Author Sides make me out as an unethical journalist for allegedly giving the famous photo that sparked the Gay Liberation movement to a Berkeley Barb interviewer without Gale’s permission.

The photo shows me, wearing a Mexican serape (I still have it) and hugging Gale with both of my bare arms snugly wrapped around his bare-chested waist, and my chin resting in the left side of Gale’s soft neck.

This book claims that when I was allegedly being interviewed by the Barb, I supposedly “had handed the picture to the Barb interviewer, saying: ‘I want this picture to become reality’.” That interview and dialogue are pure fiction. I was actually a veteran staff reporter for the Barb at the time.

What really happened behind the scenes leading up to the famous photo being published in the Barb is much more exciting and sexy. Truth is far stranger than fiction.

Publication of that special photo resulted in Gale being fired and the formation of the Committee for Homosexual Freedom.

As editor of Vector Magazine in ‘68, the official, monthly publication of the Society for Individual Rights (SIR) in San Francisco, Gale joined my staff as a fashion writer.

For a solid story that he wrote on men’s fashions, I decided to put a sexy photo of Gale on the cover. He was young, cute and hot!

We did a very private photo shoot in his bedroom in the huge, stately mansion once occupied by Sally Stanford, the notorious madam of San Francisco’s earlier past.

The cover photo that ran in Vector Magazine showed Gale wearing only very short cut-offs, and lying on his bed, with his finger inviting the viewer into his bed. It was erotic and Gale really got into posing.

By day I was a reporter/editor/producer at the ABC-KGO Radio-TV studios downtown near City Hall. By night, I was a regularly published gay reporter in the underground newspaper, the Berkeley Barb. Everybody read the Barb, every Thursday.

I invited one of the Barb’s better photographers, Ron Howard, into our very private photo shoot in Gale’s bedroom.
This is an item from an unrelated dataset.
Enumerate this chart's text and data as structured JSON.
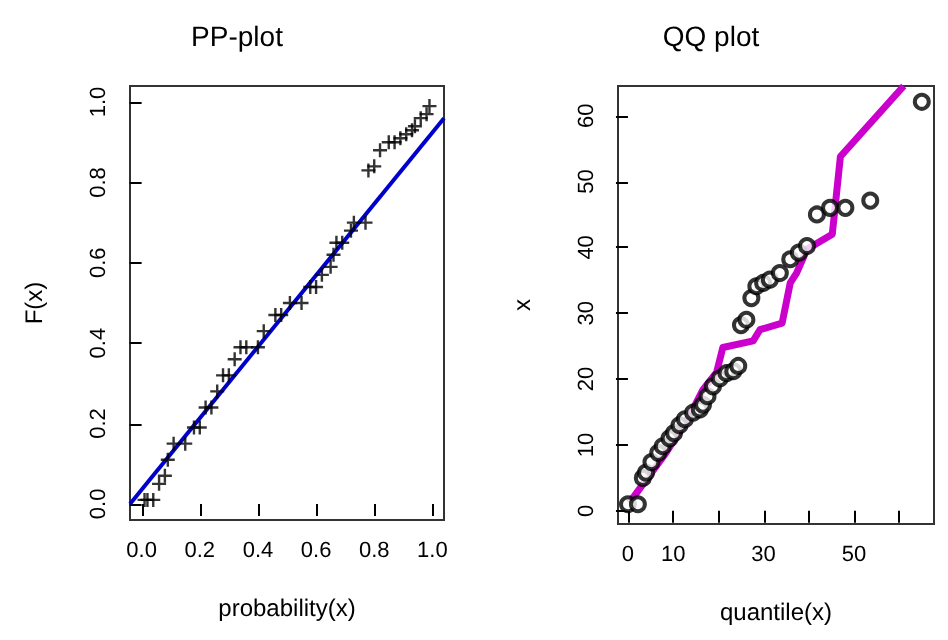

When the shoot was finished, I asked Ron to take a photo of Gale and me.

“What do you want,” Ron asked me.

“Oh, I don’t know. How about this,” I said, as I stepped in behind the bare-chested Gale. I intimately wrapped my arms around Gale’s naked waist and put my head deep down into Gale silk-smooth neck.

Ron fired rapidly. He took two shots, and both are in the archives of Project History, an international effort to produce a first-person book about the CHF.

Then Ron left.

As a staff photographer, he appropriately took his photos to the brilliant editor of the Barb, Max Scherr. He picked one and very, very carefully cropped Gale’s cut-offs out of the photo. Anyone with a dirty mind would think Gale was naked in the photo. It was stunning photo-editing.

The published photo accompanied a feature article I had written urging the notoriously closeted Gay community in San Francisco to come out of the closet and join the cultural revolution of the late 1960’s. It was very radical and the CHF later won the historic support of the very militant Black Panther Party.

Sides does a great job of exploring others aspects of the sexual history of San Francisco. T-rooms in Golden Gate Park, for example.

He even shows a sleazy photo of one of the more famous men’s rest rooms, located at 41st. Avenue and JFK Drive, in the west end of the park. Many times I had hot head in that T-room in the late 60’s, but Sides book fails to capture the erotic adventure in prohibited, T-room sex.

Author Sides did his homework and throws a lot of facts at the reader on page after page after page of data. Sometimes I found it too much, and my reading got boring. Still, I specifically recommend that community “leaders” like Nicole Murray Ramirez and all the LGBT Center staff, where this reviewer and Pat Brown of La Jolla are essentially persona non grata, read Erotic City by Prof. Josh Sides of Cal State Northridge.